As a kid I mowed a lot of lawns and read a lot of sci-fi, but if you told me in the 80’s that in 2016 we’d be wasting our robots on mowing lawns, I’d have scoffed at you (I was a mature child, and scoffing even at that young age).  But here they are, mowing, vacuuming and walking dogs.  We’ve jumped on every chance  to refactor biological entities out of industry – the printing press, the steam tractor, the mechanical bull – but now, in a poetic glimpse of the future, we’ve even started outsourcing our own kids’ summer jobs to the bots.  What assault shall the world of child labor bear next?  Automated lemonade stands?  Who cares and who’s next?  Oh progress!  That’s so you!  After thousands of years of chipping away at simple physical labor, progress is foaming at the mouth to take on “thinking jobs”. While we’re still limited to mostly “weak AI” suitable for replacing simple tasks (like driving, apparently) “strong AI” is gaining ground.  And the better it gets, the better it will get at getting better, faster.

As of this writing I’ve been propositioned by an AI recruiter, talked with AI help desks, and had AI marketing software offer me AI web design.  Wired, The LA Times, AP and Forbes are using algorithmic “journalists” to spit out articles, from earnings reports to obituaries.  AI is doing legal discovery, and can predict over 70% of U.S. Supreme Court cases, one of the most valuable services offered by big law firms.   IBM’s Watson has proven itself adept at diagnosing cancer, and Johnson & Johnson’s Sedasys system is doing anesthesiology.  Sales reps?  Drivers, traffic controllers and combat pilots?  Financial analysts?  The 4th mass extinction.  “I’ll become an artist!  Surely a robot can’t-”  DoneScreenwriters too (but only if you want French New Wave comedy).  “Well, I’ll just become a programmer!”   Bored-person-in-basement experiments have successfully produced full-blown functions written by genetic algorithms.  Another BPIB is feeding deep-learning LSTMNN’s (Long Short Term Memory Neural Networks.
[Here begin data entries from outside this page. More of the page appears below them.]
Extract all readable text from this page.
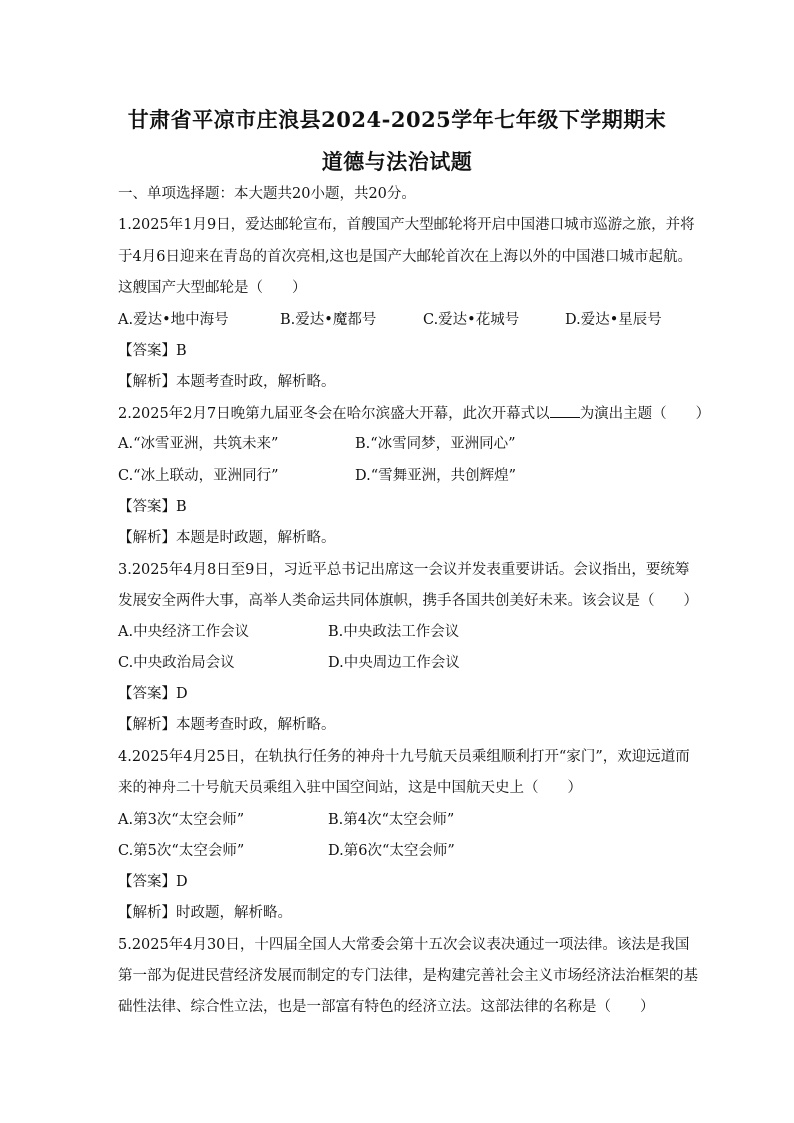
甘肃省平凉市庄浪县2024-2025学年七年级下学期期末
道德与法治试题
一、单项选择题：本大题共20小题，共20分。
1.2025年1月9日，爱达邮轮宣布，首艘国产大型邮轮将开启中国港口城市巡游之旅，并将
于4月6日迎来在青岛的首次亮相,这也是国产大邮轮首次在上海以外的中国港口城市起航。
这艘国产大型邮轮是（　　）
A.爱达•地中海号	B.爱达•魔都号	C.爱达•花城号	D.爱达•星辰号
【答案】B
【解析】本题考查时政，解析略。
2.2025年2月7日晚第九届亚冬会在哈尔滨盛大开幕，此次开幕式以 为演出主题（　　）
A.“冰雪亚洲，共筑未来”	B.“冰雪同梦，亚洲同心”
C.“冰上联动，亚洲同行”	D.“雪舞亚洲，共创辉煌”
【答案】B
【解析】本题是时政题，解析略。
3.2025年4月8日至9日，习近平总书记出席这一会议并发表重要讲话。会议指出，要统筹
发展安全两件大事，高举人类命运共同体旗帜，携手各国共创美好未来。该会议是（　　）
A.中央经济工作会议	B.中央政法工作会议
C.中央政治局会议	D.中央周边工作会议
【答案】D
【解析】本题考查时政，解析略。
4.2025年4月25日，在轨执行任务的神舟十九号航天员乘组顺利打开“家门”，欢迎远道而
来的神舟二十号航天员乘组入驻中国空间站，这是中国航天史上（　　）
A.第3次“太空会师”	B.第4次“太空会师”
C.第5次“太空会师”	D.第6次“太空会师”
【答案】D
【解析】时政题，解析略。
5.2025年4月30日，十四届全国人大常委会第十五次会议表决通过一项法律。该法是我国
第一部为促进民营经济发展而制定的专门法律，是构建完善社会主义市场经济法治框架的基
础性法律、综合性立法，也是一部富有特色的经济立法。这部法律的名称是（　　）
Duh.) more than the recommended daily allowance of Python scripts and getting promising results.  So goodbye QA/testing and other entry-level work for anyone not holding an advanced degree.  You too, managers.  You don’t have any employees left.

It’s true that AI is a LONG way from reaching a general intelligence that would allow it to replace us entirely, but in reality it doesn’t need to be a drop-in replacement of a human to take their job.  All technology simply augments human abilities.  Individual &/or collective productivity goes up, negating the need for other workers.   During the industrial revolution many people speculated that “progress” would put us all out of jobs.  Ford’s assembly-line might have put some carriage-builders out of work, but it more than made up for that job loss by ramping up demand for and production of a previously niche product.  New jobs were created for assemblers, machinists, mechanics, drivers, oil barrons, steel-refiners, bumper-sticker designers and rubber plantation slaves.  Keynes’ predicted de-employment of humankind did happen, it’s simply been unevenly distributed (in time and by industry).  Job losses were also smoothed over by union demands for an 8-hour work day, which spread work among more people.  But now?  AI is an omnipresent creation that, once developed, scales with virtually zero increase in (automated) manufacturing.  One Watson can replace thousands of jobs, anywhere in this solar system.  AI will create new demand, and even new job categories, but how much of that will require a human, and for how long?  After all, we just outsourced strength, endurance, dexterity, analysis and even creativity to machines.  Adaptability is in the works, so… how much is left to do?

the role of humans as the most important factor of production is bound to diminish in the same way that the role of horses in agricultural production was first diminished and then eliminated by the introduction of tractors.‘  –  Wassily Leontief

Another major difference from the Industrial Revolution is timing.  Previous leaps of progress took hundreds, even thousands of years.  The AI revolution comes in the midst of the Information Revolution, exponentially-increasing advancements in manufacturing & service robotics (Rethink Robotics, or Kiva Systems‘ ) and efficiency gains across the board that allow us to do more with less.  Globalization aside, we are BLEEDING jobs and replacing them with mostly “service sector” jobs and the military.  Which are quickly being automated.  Even Chinese workers, on whom the world has relied for cheap labor, are now being replaced by robots.

No, you won’t get a job “sign-juggling” for the local mattress store.  I saw a robot doing a bad job of that just the other day.  Let’s face it.  We’ve peaked.  So we’re all gonna be standing by the freeway with “Will eat food” signs, watching cars drive themselves by.   Unless…   Maybe this is our chance to cross the threshold from the weak future we’re futzing around in now, into the strong future that isn’t based on Industrial Era models of employment and consumptive capitalism!  In the next installment I will spin this whole mess into a futuretopia that would make Asimov dance, LeGuin weep with joy, and Bradburry pee with excitement!  So put down that cardboard and sharpie!  Our future with AI is the same amount of work, but way more kickass!